Rotweiler- Hündin  „Mona“ ist eigentlich erst vier Jahre jung. Trotzdem hatte sie ihr Frauchen nicht mehr unter Kontrolle. Am 23. April attackierte der freilaufende Hund die Pudel-Dame „Sissi“ und ihre Besitzerin. Für „Sissi“ kam jede Hilfe zu spät - auch ihre Besitzerin trug Bisswunden an Kinn und Hand davon.

„Mona“ wurde ihrem Frauchen weggenommen und hat mittlerweile auch im Tierheim Trenkmoos einen Pfleger angefallen.

Killer-Hündin in Einzelhaft

Eingeschläfert darf der Hund nicht werden, weshalb die Gemeinde jetzt 18 Euro am Tag für die Unterbringung des Tieres zahlen muss - zu viel für den Gemeinderat. In seiner jüngsten Sitzung setzte er ein deutlichess Signal: Die Verwaltung wird keine Kampfhundehaltung mehr genehmigen.
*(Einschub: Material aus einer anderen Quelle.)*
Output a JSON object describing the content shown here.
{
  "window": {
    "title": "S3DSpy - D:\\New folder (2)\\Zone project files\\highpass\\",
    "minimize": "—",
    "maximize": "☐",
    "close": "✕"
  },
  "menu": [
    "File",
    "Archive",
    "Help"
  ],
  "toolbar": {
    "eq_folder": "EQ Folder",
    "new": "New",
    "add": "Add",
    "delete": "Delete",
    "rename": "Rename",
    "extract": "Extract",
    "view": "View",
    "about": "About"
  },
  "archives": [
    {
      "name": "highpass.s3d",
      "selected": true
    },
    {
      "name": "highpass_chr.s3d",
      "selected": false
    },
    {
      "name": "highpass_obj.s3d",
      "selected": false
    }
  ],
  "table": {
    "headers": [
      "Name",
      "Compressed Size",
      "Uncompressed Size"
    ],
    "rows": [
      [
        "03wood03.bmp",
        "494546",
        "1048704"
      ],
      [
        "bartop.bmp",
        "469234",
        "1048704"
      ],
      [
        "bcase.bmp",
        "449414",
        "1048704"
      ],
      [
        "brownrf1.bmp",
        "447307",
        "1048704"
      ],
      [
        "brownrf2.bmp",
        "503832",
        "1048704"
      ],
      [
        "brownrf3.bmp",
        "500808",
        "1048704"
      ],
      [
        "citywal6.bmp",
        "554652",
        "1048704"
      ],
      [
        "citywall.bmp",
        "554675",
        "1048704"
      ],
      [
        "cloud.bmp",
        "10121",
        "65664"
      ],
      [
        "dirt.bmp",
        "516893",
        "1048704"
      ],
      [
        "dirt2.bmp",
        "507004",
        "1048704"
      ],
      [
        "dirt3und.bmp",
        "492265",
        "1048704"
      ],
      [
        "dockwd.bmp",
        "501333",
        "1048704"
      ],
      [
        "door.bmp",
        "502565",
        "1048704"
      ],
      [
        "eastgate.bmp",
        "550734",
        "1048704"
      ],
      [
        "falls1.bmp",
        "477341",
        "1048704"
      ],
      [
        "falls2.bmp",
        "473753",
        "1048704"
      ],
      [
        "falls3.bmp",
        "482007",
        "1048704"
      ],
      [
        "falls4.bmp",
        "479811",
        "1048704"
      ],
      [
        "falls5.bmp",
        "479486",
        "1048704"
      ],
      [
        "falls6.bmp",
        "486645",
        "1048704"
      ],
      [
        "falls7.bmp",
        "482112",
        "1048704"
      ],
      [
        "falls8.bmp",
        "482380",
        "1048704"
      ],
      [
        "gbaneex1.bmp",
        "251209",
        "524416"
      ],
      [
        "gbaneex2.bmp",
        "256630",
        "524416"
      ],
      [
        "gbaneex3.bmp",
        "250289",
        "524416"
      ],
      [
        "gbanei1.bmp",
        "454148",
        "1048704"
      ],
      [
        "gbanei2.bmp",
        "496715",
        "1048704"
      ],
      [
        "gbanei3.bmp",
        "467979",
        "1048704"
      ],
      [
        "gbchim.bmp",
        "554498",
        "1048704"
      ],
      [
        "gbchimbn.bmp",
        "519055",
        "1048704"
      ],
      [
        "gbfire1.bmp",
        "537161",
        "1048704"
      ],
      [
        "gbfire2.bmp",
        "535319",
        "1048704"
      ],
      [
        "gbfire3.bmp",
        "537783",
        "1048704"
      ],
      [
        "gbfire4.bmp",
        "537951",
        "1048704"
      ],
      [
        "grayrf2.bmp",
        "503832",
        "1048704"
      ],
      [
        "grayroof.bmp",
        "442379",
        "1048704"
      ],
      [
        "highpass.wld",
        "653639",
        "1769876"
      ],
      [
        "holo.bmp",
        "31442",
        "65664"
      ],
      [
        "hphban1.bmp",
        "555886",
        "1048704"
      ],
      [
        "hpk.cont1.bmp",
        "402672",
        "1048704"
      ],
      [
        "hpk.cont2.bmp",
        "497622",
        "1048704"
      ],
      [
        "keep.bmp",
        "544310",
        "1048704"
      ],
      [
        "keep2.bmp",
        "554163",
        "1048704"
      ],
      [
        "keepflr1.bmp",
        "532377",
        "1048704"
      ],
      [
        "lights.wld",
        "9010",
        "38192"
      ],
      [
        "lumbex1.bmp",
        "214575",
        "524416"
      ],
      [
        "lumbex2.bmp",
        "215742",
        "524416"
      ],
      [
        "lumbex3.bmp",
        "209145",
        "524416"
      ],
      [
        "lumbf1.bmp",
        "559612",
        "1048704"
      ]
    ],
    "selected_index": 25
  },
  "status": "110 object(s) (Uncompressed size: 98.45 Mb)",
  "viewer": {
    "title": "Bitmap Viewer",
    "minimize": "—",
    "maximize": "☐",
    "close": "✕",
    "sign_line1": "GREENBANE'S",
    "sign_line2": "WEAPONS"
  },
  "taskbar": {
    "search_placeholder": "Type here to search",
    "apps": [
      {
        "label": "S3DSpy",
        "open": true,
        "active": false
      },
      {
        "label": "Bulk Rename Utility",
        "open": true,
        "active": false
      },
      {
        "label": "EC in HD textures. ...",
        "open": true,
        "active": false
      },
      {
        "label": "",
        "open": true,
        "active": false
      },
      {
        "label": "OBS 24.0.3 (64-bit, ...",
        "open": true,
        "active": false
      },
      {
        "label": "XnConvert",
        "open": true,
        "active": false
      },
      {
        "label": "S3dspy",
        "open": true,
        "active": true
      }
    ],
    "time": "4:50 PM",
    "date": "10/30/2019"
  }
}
Außerdem müssen Besucher ihre Hunde anleinen und ihnen einen Maulkorb verpassen.

Die Gemeinde geht aber noch einen Schritt weiter. Laut Bürgermeister Vitus Pichler soll in der nächsten Sitzung darüber abgestimmt werden, ob  in Zukunft alle Hunde angeleint werden müssen. 

Christina Hartl

Was halten Sie vom Kampfhunde-Verbot?

Wie in den meisten Bundesländern, wurden auch in Bayern zum Schutz der Bevölkerung vor gefährlichen Hunden gesetzliche Regelungen erlassen. Der etwas sperrige Name: "Verordnung über Hunde mit gesteigerter Aggressivität und Gefährlichkeit" – im Volksmund auch Kampfhundeverordnung genannt.